The 78-year-old oncologist was arrested at Dubai International Airport on August 18 this year after being tried and convicted in absentia on charges of manslaughter and falsifying medical documents.
The case relates to the death of a three-year-old leukaemia patient who was treated by Karabus 10 years ago, while he was working as a locum for five weeks at the Sheikh Khalifa Medical Centre in Abu Dhabi.
When his contract expired, he left the country unaware of any legal proceedings against him. The first that the former professor of paediatrics at the University of Cape Town knew of the charges and conviction was a decade later – when he was arrested while in transit at the airport eight weeks ago.
He was flying back to South Africa from Canada, where he had attended his son’s wedding.
According to Karabus’s lawyer, Michael Bagraim, not only was the child in question terminally ill and going to die regardless of treatment – a claim supported by other medical practitioners – but the documents his client is accused of falsifying can’t be found.
Having been refused bail, Karabus, who Bagraim describes as “old, frail and very sickly”, remains detained in Abu Dhabi while awaiting a retrial.

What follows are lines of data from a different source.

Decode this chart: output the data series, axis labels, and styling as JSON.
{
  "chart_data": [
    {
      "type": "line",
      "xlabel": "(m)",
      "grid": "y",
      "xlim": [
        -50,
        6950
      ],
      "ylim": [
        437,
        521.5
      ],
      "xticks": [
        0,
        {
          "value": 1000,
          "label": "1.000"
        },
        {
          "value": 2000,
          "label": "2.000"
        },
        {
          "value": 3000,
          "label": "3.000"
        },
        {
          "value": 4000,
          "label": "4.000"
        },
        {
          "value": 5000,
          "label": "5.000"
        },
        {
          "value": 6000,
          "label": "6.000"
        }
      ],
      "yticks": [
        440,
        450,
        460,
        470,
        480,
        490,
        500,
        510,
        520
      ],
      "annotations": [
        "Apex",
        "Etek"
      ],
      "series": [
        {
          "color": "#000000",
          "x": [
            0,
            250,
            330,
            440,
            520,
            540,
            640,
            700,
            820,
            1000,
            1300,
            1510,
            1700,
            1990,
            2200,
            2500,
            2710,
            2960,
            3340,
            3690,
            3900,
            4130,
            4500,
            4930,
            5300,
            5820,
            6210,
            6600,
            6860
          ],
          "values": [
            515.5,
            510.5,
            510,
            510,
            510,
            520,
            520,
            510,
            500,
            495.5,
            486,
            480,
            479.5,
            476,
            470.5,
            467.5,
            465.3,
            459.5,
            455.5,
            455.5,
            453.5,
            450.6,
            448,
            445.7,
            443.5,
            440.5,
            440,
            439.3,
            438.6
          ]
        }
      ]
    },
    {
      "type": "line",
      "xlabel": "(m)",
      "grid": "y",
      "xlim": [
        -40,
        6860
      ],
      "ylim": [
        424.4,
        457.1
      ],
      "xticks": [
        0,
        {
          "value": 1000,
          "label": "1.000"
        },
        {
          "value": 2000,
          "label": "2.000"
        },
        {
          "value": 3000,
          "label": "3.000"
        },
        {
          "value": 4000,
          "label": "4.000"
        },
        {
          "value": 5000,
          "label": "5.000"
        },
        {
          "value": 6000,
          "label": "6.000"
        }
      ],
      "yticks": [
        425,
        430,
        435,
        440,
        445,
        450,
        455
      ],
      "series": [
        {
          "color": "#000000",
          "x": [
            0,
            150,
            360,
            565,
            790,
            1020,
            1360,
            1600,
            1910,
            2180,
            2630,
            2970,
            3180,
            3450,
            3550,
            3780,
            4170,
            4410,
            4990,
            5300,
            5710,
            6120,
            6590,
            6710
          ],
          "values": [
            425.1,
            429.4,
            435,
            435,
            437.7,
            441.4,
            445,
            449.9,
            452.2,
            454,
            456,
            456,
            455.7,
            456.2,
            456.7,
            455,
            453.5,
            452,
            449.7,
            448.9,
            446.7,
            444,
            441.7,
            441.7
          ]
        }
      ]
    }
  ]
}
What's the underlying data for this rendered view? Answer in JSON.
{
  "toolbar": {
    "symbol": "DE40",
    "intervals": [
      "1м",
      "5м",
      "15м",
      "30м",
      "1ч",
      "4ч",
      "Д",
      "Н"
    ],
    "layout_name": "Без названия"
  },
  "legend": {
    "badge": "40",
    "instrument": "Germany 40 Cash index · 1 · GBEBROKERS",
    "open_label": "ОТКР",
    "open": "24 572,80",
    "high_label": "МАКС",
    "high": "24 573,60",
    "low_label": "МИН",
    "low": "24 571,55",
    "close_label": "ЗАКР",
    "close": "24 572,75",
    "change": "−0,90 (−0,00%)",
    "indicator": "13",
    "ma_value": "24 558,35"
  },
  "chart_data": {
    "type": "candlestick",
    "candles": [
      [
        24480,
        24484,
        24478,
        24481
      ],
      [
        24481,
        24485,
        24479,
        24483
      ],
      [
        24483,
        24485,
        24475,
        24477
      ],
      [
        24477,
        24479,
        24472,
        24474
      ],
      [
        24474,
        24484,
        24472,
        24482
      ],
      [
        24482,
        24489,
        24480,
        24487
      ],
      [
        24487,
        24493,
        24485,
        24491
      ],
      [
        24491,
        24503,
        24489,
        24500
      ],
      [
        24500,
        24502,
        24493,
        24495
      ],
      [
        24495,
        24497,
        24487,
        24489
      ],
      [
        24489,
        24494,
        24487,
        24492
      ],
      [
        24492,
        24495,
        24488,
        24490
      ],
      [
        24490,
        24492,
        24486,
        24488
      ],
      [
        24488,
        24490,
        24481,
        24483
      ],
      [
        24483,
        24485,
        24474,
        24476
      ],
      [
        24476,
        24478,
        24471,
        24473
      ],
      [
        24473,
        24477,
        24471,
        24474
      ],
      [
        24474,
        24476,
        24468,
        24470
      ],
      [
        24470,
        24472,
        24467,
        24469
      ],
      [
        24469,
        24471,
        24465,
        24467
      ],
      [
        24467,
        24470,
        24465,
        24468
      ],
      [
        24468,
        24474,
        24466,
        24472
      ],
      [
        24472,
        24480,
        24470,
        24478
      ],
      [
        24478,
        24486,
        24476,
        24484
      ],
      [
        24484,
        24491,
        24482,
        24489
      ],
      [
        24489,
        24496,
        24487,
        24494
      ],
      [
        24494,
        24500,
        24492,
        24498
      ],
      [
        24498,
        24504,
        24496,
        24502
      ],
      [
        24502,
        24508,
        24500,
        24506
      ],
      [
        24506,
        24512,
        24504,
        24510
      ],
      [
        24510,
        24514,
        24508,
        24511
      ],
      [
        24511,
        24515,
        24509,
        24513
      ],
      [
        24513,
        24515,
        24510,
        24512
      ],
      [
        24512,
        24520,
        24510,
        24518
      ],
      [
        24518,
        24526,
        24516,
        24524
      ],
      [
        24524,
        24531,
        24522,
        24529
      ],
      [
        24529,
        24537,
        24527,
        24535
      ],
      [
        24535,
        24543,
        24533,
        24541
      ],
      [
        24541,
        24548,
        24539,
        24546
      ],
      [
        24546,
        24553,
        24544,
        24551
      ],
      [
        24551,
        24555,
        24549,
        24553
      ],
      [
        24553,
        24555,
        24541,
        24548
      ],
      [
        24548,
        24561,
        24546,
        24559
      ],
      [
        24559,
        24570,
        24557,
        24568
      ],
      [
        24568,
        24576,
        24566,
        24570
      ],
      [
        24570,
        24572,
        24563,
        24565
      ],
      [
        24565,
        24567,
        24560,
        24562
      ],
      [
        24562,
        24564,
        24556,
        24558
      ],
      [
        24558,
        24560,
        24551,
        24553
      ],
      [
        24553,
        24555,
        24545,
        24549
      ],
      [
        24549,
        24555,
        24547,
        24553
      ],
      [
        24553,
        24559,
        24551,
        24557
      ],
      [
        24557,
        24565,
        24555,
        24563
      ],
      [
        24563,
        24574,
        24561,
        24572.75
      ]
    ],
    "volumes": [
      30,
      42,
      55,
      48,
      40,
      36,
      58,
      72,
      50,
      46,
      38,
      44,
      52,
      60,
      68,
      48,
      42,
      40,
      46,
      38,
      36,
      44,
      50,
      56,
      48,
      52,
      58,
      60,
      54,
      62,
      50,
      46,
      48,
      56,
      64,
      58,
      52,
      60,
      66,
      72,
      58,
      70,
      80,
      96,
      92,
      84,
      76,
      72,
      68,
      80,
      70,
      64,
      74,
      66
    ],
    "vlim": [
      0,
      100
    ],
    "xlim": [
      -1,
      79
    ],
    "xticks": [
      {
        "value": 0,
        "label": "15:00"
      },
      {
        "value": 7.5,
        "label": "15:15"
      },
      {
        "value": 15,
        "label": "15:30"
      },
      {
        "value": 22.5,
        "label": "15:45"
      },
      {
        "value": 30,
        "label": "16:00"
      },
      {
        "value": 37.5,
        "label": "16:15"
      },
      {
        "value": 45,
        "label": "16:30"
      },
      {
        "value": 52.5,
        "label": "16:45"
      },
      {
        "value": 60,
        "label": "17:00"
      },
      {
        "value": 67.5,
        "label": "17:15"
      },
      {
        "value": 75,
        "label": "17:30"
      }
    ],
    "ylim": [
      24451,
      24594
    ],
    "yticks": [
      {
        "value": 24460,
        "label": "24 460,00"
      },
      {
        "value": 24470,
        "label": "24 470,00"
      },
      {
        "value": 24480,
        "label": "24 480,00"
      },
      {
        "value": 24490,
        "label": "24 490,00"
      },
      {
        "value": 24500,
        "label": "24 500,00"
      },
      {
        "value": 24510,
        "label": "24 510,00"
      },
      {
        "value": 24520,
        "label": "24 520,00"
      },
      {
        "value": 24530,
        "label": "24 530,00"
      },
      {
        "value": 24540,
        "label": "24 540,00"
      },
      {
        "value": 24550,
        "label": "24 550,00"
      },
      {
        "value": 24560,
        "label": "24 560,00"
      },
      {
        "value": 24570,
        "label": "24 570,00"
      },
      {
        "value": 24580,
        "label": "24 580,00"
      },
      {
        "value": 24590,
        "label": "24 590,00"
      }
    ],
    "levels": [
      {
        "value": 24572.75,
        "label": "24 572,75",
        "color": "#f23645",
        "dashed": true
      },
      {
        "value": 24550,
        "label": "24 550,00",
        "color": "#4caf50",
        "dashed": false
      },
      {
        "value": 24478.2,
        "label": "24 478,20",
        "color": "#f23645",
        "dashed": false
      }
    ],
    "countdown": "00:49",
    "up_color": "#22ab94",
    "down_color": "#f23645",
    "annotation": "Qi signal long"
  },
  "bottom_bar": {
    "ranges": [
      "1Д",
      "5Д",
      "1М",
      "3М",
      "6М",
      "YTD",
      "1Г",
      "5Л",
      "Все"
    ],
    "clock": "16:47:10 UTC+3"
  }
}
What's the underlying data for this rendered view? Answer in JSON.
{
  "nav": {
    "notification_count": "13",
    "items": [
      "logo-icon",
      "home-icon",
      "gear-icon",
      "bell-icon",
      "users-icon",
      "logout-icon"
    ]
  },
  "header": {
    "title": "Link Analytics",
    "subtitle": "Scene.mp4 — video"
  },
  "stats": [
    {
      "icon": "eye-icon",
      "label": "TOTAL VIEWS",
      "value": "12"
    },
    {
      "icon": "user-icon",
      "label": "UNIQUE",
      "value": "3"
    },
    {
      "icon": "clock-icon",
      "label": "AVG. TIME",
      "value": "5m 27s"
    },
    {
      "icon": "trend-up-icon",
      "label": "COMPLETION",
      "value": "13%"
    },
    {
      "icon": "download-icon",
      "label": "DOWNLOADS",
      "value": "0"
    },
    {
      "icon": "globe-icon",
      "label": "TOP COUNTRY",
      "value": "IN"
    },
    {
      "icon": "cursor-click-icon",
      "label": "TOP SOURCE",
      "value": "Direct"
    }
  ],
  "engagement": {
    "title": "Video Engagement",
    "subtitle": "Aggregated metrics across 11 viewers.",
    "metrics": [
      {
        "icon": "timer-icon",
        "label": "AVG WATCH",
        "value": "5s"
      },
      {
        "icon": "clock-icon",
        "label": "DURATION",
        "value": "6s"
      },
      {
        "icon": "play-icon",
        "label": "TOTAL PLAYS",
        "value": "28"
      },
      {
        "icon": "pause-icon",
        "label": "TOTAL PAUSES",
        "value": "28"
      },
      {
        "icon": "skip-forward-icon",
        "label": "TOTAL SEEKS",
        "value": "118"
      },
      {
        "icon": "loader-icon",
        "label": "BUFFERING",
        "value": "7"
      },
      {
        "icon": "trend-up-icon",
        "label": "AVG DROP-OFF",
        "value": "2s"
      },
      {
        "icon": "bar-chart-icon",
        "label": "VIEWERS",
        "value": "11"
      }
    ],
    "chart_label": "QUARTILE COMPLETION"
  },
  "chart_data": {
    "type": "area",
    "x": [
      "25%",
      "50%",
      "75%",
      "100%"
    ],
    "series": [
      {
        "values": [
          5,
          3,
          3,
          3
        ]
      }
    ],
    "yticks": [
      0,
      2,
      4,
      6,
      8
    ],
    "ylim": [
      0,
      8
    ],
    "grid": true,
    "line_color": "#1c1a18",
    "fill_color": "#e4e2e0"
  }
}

Sydney paediatrician Mark Selikowitz, who trained under Karabus, said he remembered him as “a very devoted doctor who worked at the Red Cross War Memorial Children’s Hospital in Cape Town, where he set up the haematology [and] oncology unit”.
“I cannot think of a more dedicated and more committed professional,” he said. “He was absolutely devoted to his patients and their parents.”
Selikowitz said it was sad to hear stories of Karabus arriving at court hearings in a jumpsuit and shackles. “It seems a terrible way to be treating a person of his stature and reputation in what are his mature years.”
St Ives GP Dr Abirah Lipschitz knew Karabus as a medical student in South Africa. “The whole thing is unbelievable. As a doctor myself, it’s just really scary that you can be pulled up for doing something that sort of happened anyway.”
Lower North Shore resident Vernon Katz went to the same boarding school as Karabus. “We all feel sorry that this has happened, and it’s also a warning for anybody going to any of those Middle Eastern countries – they may seem civilised but perhaps there’s something still missing.”
An online petition calling for Karabus’s release has already amassed almost 11,000 signatures.